Per istrumenti d'ottica di precisione si adopera il flint-glass (da flint "pietra focaia"), cristallo che per massima purezza o epurazione delle materie prime e per i progressi realizzati nella fabbricazione (v. lenti; vetro) è certamente oggi la materia vitrea più bella che si sappia produrre. Prodotto per la prima volta in Inghilterra (1750), esso, a differenza delle altre varietà, abbonda di ossido di piombo (40-45%) con corrispondente diminuzione di silice e di potassa (per es., silice 43%, allumina 1,8%, ossido di piombo 43%, ossido di calcio 0,5%, ossido di potassio 11,5%, con eventuale aggiunta, ma sempre in minima quantità, di borace, salnitro, anidride arseniosa, biossido di manganese). Un altro cristallo che, se incoloro, si avvicina al flint e si presta particolarmente all'imitazione del diamante è lo strass, così chiamato dal nome del suo inventore Strasser, un gioielliere del sec.

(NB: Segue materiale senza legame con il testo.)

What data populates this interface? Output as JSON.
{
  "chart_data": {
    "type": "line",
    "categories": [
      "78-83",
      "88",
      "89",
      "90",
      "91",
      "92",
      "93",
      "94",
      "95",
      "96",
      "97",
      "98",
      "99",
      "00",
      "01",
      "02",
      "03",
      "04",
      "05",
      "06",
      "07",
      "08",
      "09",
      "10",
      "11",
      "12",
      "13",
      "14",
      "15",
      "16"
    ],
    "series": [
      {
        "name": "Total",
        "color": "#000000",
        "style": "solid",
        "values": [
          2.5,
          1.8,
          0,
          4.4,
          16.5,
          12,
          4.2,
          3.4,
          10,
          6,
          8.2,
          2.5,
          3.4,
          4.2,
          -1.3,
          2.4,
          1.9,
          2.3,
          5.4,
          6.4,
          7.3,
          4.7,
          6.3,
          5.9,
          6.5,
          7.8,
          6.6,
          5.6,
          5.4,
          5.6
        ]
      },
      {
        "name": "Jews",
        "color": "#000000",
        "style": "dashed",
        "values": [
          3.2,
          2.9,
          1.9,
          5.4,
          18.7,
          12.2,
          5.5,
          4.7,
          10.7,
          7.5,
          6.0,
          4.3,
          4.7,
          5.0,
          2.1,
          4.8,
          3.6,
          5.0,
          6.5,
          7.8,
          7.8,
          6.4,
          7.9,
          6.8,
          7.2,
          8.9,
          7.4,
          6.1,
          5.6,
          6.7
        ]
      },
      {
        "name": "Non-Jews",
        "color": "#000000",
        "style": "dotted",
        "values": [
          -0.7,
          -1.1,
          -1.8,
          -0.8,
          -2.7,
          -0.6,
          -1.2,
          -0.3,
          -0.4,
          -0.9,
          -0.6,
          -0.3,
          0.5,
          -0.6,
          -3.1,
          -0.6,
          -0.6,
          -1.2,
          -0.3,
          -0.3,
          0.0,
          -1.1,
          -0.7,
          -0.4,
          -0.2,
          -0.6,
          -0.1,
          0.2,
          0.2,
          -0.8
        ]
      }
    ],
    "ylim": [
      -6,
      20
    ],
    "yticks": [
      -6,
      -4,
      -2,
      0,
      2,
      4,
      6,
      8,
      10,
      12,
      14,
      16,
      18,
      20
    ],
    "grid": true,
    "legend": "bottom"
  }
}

XVIII. Mediante l'aggiunta di piccole dosi di ossidi metallici, lo strass si presta anche all'imitazione di quasi tutte le pietre preziose, senza però averne mai la durezza. Nella composizione dello strass il minio predomina, avendosi, p. es., in percentuali: sabbia 32, minio 54, potassa 10,8; borace 3,1, anidride arseniosa 0,1.
In Italia, la produzione del cristallo (a base di piombo) s'iniziò nel 1928, in fabbriche di Murano; essa si è andata estendendo anche in Toscana e nella Campania. Si producono tutti gli articoli di cristallo (tipo Val Saint-Lambert) e cioè articoli lisci, incolori o tinti in pasta e articoli decorati.